3.2.2 Electrochemical. Electrochemical detection offers a label-free and scalable approach for phenotypic AST, relying on the quantification of bacterial metabolic activity, redox potential, or impedance signatures. Its inherent electrical simplicity, low cost, and compatibility with integrated circuits make it especially attractive for point-of-care diagnostics. Jeon et al. presented a microfluidic flow chamber platform combining tree-like mixers and embedded gold electrodes to detect changes in double-layer capacitance resulting from bacterial growth.50 Without using any labels or optical components, the system accurately measured the susceptibility of E. coli to various antibiotics. The platform's automated mixing, parallel channels, and low detection limit highlight its suitability for integration into portable systems.

In contrast, Rafiee and Choi introduced a 3D paper-based microbial fuel cell for AST of P. aeruginosa biofilms91 (Fig. 6B). This innovative design captures real-time metabolic activity via electrical current generated by electron transfer processes. Though tailored to electrogenic bacteria and biofilm models, its low cost, portability, and reagent-free operation are promising for antimicrobial screening and resistance profiling in resource-limited environments. Domingo-Roca et al. focused on 3D-printed impedance biosensors using hydrogel overlays for rapid, label-free AST.92 Their platform showcased the potential of fully additive manufacturing to fabricate disposable, customizable electrochemical chips. Crane et al. developed a multiplex electrochemical lab-on-a-chip capable of testing seven antibiotics simultaneously against UTI pathogens using redox dye-based voltammetry.93 With integrated hydrogels and screen-printed electrodes, the device enables rapid result delivery using unprocessed urine. Its robust multiplexing capability and reagent stability underline strong translational potential.

Together, these platforms demonstrate the breadth of electrochemical AST from impedance and redox-based detection to self-powered microbial fuel cell systems, each balancing throughput, speed, and operational simplicity. Electrochemical methods hold particular promise for decentralized testing due to their compact hardware requirements and seamless integration with microfluidic form factors.

3.3 Mechanical detection for phenotypic microfluidic AST

Cantilever-based sensors are a class of nanomechanical devices that transduce bacterial activity into measurable physical displacements or vibrations. Zhou et al. demonstrated a fiber-integrated cantilever system employing Fabry–Pérot interferometry to track nanoscale fluctuations of bacteria immobilized on the cantilever surface.94 Antibiotic exposure reduced the vibrational variance significantly, enabling bacterial viability determination. The compact optical design requires no labeling or imaging and is compatible with fluidic environments. Building on this principle, Sturm et al. developed a high-throughput platform using atomic force microscopy cantilevers combined with machine learning to classify nanomotion signals across thousands of clinical isolates.23 Their system accurately predicted susceptibility using blood culture samples, showing strong clinical potential. Taken together, these studies highlight the utility of cantilever-based nanomechanical sensing as a fast, label-free, and growth-independent approach to AST.

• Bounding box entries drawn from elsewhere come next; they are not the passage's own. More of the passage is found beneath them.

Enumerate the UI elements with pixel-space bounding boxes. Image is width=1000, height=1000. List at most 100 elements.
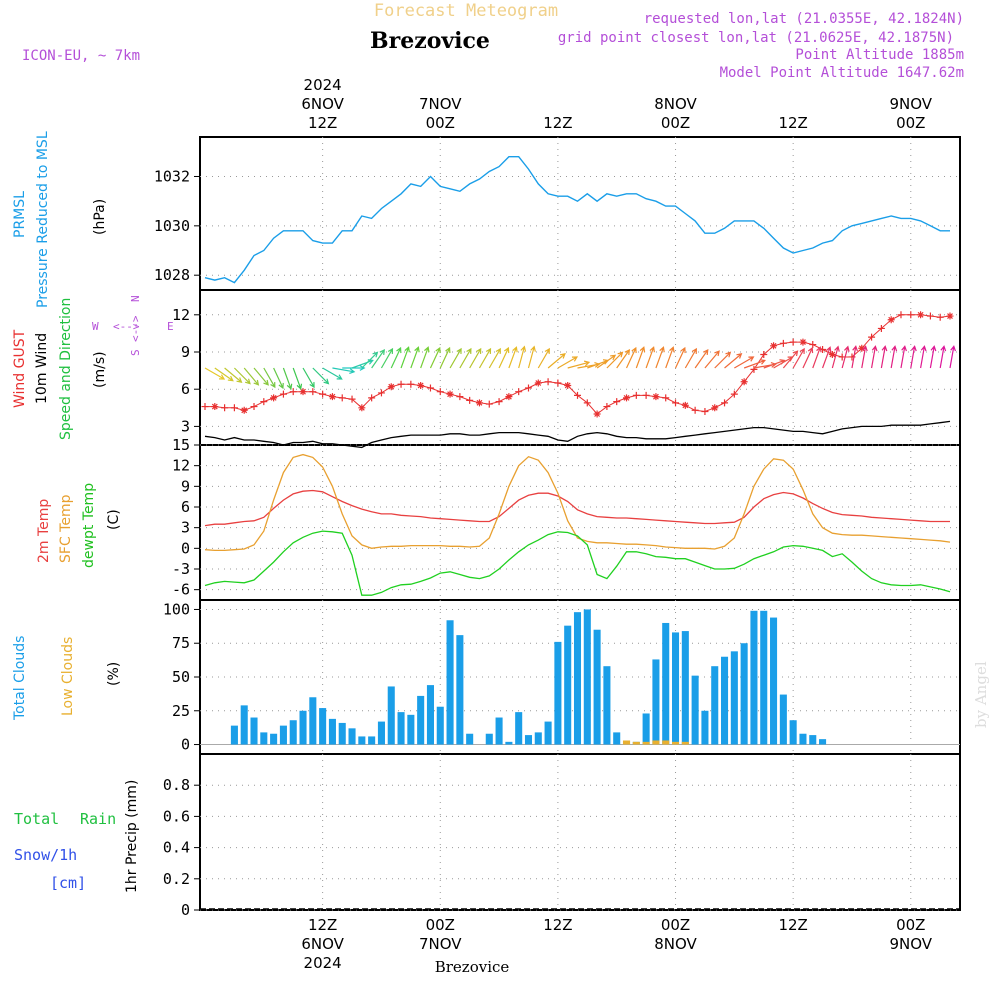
gust-marker bbox=[211, 403, 219, 411]
total-cloud-bar bbox=[446, 620, 454, 745]
gust-marker bbox=[701, 408, 709, 416]
total-cloud-bar bbox=[279, 725, 287, 745]
low-cloud-bar bbox=[662, 740, 670, 745]
total-cloud-bar bbox=[573, 612, 582, 745]
gust-marker bbox=[868, 333, 876, 341]
gust-marker bbox=[672, 399, 680, 407]
y-tick-label: 6 bbox=[181, 380, 190, 398]
time-label: 9NOV bbox=[890, 935, 933, 953]
gust-marker bbox=[358, 404, 366, 412]
total-cloud-bar bbox=[721, 656, 729, 745]
gust-marker bbox=[524, 384, 532, 392]
y-tick-label: 6 bbox=[181, 498, 190, 516]
gust-line bbox=[205, 314, 951, 415]
gust-marker bbox=[417, 381, 425, 389]
precip-labels: Total Rain Snow/1h [cm] 1hr Precip (mm) bbox=[14, 780, 140, 893]
wind-direction-arrow bbox=[949, 345, 956, 369]
wind-direction-arrow bbox=[233, 367, 251, 385]
gust-marker bbox=[681, 401, 689, 409]
time-label: 8NOV bbox=[654, 95, 697, 113]
total-cloud-bar bbox=[397, 712, 405, 745]
wind-direction-arrow bbox=[322, 367, 343, 380]
gust-marker bbox=[897, 311, 905, 319]
wind-direction-arrow bbox=[557, 356, 579, 369]
wind-direction-arrow bbox=[822, 346, 832, 369]
pressure-panel bbox=[204, 156, 950, 284]
low-cloud-bar bbox=[632, 741, 640, 745]
gust-marker bbox=[691, 406, 699, 414]
y-tick-label: 1030 bbox=[154, 217, 190, 235]
total-cloud-bar bbox=[564, 625, 572, 745]
wind10m-label: 10m Wind bbox=[34, 333, 50, 404]
t2m-line bbox=[204, 489, 950, 527]
wind-direction-arrow bbox=[920, 345, 927, 369]
wind-direction-arrow bbox=[508, 346, 518, 369]
wind-direction-arrow bbox=[635, 346, 646, 369]
gust-marker bbox=[828, 350, 836, 358]
sfc-temp-line bbox=[204, 453, 951, 552]
wind-direction-arrow bbox=[910, 345, 917, 369]
y-tick-label: 0 bbox=[181, 736, 190, 754]
gust-marker bbox=[711, 404, 719, 412]
gust-marker bbox=[632, 391, 640, 399]
gust-marker bbox=[917, 311, 925, 319]
wind-direction-arrow bbox=[841, 345, 850, 369]
panel-frame bbox=[199, 444, 961, 601]
y-tick-label: 0.6 bbox=[163, 807, 190, 825]
cloud-panel bbox=[200, 609, 960, 746]
wind-direction-arrow bbox=[429, 346, 441, 369]
total-cloud-bar bbox=[779, 694, 787, 745]
wind-labels: Wind GUST 10m Wind Speed and Direction (… bbox=[12, 298, 108, 440]
wind-direction-arrow bbox=[459, 347, 472, 369]
wind-line bbox=[204, 420, 951, 449]
time-label: 2024 bbox=[304, 76, 342, 94]
total-cloud-bar bbox=[554, 641, 562, 745]
total-cloud-bar bbox=[426, 685, 434, 745]
total-cloud-bar bbox=[368, 736, 376, 745]
time-label: 00Z bbox=[426, 916, 455, 934]
y-tick-label: 12 bbox=[172, 457, 190, 475]
gust-marker bbox=[770, 342, 778, 350]
gust-marker bbox=[877, 324, 885, 332]
gust-marker bbox=[240, 406, 248, 414]
wind-direction-arrow bbox=[292, 367, 303, 390]
wind-direction-arrow bbox=[714, 351, 732, 369]
y-tick-label: 0.8 bbox=[163, 776, 190, 794]
total-cloud-bar bbox=[770, 617, 778, 745]
gust-marker bbox=[515, 388, 523, 396]
wind-direction-arrow bbox=[812, 346, 822, 369]
gust-marker bbox=[397, 380, 405, 388]
total-cloud-bar bbox=[348, 728, 356, 745]
gust-marker bbox=[564, 381, 572, 389]
gust-marker bbox=[260, 398, 268, 406]
gust-marker bbox=[505, 393, 513, 401]
y-tick-label: -6 bbox=[172, 581, 190, 599]
wind-direction-arrow bbox=[596, 354, 617, 369]
time-label: 7NOV bbox=[419, 95, 462, 113]
time-label: 6NOV bbox=[301, 935, 344, 953]
time-label: 00Z bbox=[661, 114, 690, 132]
total-label: Total bbox=[14, 810, 59, 828]
gust-marker bbox=[554, 379, 562, 387]
compass-ns-arrow: <--> bbox=[129, 315, 142, 342]
gust-marker bbox=[593, 410, 601, 418]
gust-marker bbox=[368, 394, 376, 402]
total-cloud-bar bbox=[505, 741, 513, 745]
wind-direction-arrow bbox=[302, 367, 315, 389]
time-label: 12Z bbox=[778, 114, 807, 132]
total-cloud-bar bbox=[495, 717, 503, 745]
gust-marker bbox=[583, 399, 591, 407]
t2m-label: 2m Temp bbox=[36, 499, 52, 563]
wind-direction-arrow bbox=[674, 346, 686, 369]
total-cloud-bar bbox=[515, 712, 523, 745]
y-tick-label: 9 bbox=[181, 343, 190, 361]
wind-direction-arrow bbox=[645, 346, 655, 369]
y-tick-label: 0.2 bbox=[163, 870, 190, 888]
wind-direction-arrow bbox=[420, 346, 430, 369]
wind-direction-arrow bbox=[792, 347, 805, 369]
gust-marker bbox=[456, 393, 464, 401]
wind-direction-arrow bbox=[802, 346, 814, 369]
wind-direction-arrow bbox=[488, 347, 501, 369]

In addition to cantilever sensors, mechanical detection in microfluidic AST can also leverage deformation-based techniques. Chen et al. presented a simulation-based study integrating cell squeezing and pulsed electric fields to enhance intracellular delivery through transient membrane poration.95 By coupling hydrodynamic stress in narrow microchannels with localized electroporation, they demonstrated significantly improved membrane permeability at lower electric field strengths. While the study is theoretical, it provides a promising framework for mechanical–electrical hybrid platforms capable of manipulating single cells in flow. Such methods may be repurposed for rapid viability assessment and drug susceptibility analysis, especially in hard-to-treat pathogens where delivery of diagnostic agents or stressors is critical.

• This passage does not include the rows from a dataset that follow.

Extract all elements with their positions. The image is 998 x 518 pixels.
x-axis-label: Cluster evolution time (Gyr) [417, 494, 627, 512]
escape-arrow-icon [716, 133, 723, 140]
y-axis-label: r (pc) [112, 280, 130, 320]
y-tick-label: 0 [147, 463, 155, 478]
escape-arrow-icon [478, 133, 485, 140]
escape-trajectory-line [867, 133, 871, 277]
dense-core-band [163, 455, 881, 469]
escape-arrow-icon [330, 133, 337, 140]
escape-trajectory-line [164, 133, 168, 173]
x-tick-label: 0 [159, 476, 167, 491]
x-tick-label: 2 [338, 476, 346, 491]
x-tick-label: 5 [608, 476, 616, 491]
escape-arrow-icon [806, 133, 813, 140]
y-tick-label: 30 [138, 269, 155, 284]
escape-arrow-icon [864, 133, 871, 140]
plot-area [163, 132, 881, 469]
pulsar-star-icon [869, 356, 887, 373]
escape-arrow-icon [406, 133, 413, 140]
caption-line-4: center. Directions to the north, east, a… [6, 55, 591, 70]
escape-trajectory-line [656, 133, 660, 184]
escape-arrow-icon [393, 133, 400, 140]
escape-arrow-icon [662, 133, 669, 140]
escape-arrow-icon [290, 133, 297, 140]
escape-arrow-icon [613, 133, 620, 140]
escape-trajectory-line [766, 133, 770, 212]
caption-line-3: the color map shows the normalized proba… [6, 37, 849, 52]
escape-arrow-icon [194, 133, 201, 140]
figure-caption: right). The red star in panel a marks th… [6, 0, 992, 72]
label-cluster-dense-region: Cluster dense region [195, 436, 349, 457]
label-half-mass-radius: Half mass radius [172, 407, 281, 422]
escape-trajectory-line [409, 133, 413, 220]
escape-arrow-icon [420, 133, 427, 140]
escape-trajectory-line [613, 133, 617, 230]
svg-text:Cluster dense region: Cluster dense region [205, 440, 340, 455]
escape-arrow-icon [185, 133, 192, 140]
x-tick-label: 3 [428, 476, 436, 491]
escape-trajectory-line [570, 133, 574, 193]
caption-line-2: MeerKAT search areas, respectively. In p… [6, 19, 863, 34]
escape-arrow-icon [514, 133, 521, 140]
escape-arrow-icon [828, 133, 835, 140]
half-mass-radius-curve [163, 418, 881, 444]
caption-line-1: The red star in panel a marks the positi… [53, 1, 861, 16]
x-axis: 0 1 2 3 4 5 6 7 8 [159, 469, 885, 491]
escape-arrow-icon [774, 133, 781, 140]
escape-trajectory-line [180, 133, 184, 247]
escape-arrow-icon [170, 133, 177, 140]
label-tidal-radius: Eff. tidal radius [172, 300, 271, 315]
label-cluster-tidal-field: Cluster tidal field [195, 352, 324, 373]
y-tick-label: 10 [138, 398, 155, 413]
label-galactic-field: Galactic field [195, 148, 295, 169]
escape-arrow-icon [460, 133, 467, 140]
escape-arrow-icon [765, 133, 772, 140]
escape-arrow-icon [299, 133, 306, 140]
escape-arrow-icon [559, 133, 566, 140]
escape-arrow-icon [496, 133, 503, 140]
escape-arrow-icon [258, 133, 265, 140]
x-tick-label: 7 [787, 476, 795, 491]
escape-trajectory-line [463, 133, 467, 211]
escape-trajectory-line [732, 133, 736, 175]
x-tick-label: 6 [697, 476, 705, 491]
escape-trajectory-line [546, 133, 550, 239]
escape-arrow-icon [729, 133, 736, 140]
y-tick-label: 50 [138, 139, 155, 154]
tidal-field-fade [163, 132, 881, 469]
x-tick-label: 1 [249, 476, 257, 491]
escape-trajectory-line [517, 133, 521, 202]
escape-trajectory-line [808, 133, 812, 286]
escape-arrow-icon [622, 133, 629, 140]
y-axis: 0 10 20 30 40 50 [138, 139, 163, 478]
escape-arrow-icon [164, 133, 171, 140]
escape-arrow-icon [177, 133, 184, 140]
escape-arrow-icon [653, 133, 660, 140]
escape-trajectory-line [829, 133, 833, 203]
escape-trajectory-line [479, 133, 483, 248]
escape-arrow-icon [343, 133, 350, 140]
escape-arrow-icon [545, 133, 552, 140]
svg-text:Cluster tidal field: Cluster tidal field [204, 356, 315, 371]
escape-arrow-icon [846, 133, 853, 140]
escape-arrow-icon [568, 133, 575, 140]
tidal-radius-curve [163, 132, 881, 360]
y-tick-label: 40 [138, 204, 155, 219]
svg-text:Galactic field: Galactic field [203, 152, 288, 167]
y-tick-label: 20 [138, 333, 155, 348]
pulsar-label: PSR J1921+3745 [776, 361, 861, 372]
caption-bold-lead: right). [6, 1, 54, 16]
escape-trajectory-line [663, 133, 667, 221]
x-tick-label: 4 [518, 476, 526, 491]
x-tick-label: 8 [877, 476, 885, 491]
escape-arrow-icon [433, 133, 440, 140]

4. Challenges and opportunities

4.1 Single-cell phenotypic AST

Single-cell phenotypic AST addresses limitations of bulk assays by resolving resistance heterogeneity, shortening detection windows, and helping to deconvolve polymicrobial infections capabilities for which microfluidic methods are particularly well suited. We previously also mentioned that many studies use single-cell detection. Kandavalli et al. developed a microfluidic platform that captures single bacterial cells directly from mixed clinical samples, performs species identification by in situ FISH targeting 16S/23S rRNA, and monitors growth under antibiotic exposure with real-time imaging; in the authors' report, species-specific susceptibility calls were obtained in a relatively short timeframe and successfully discriminated resistant from susceptible strains in mixed cultures.96 For droplet-based systems, Graf et al. encapsulated single cells in picoliter oil-isolated droplets and combined angle-resolved light scattering with a convolutional neural network for growth analysis; this label-free approach distinguished resistant and susceptible E. coli and S. aureus strains in a relatively short timeframe and used droplet throughput to improve detection of rare resistant mutants.77 Li et al. used under-oil open microchambers for single-cell live imaging, reporting MIC estimation within a few hours while maintaining high cell viability an advantage when studying slow-growing organisms.22

Single-cell AST can capture early growth/death changes at the individual cell level, shorten result interpretation time, and detect rare drug-resistant subpopulations—thus preventing important variations from being masked by population averages. Additionally, it facilitates tracking the response of individual cells and studying the process of drug resistance development. Moreover, the encapsulation or capture of single cells reduces the required bacterial quantity and reagent consumption. As such, it represents a crucial development direction for future antimicrobial susceptibility testing research.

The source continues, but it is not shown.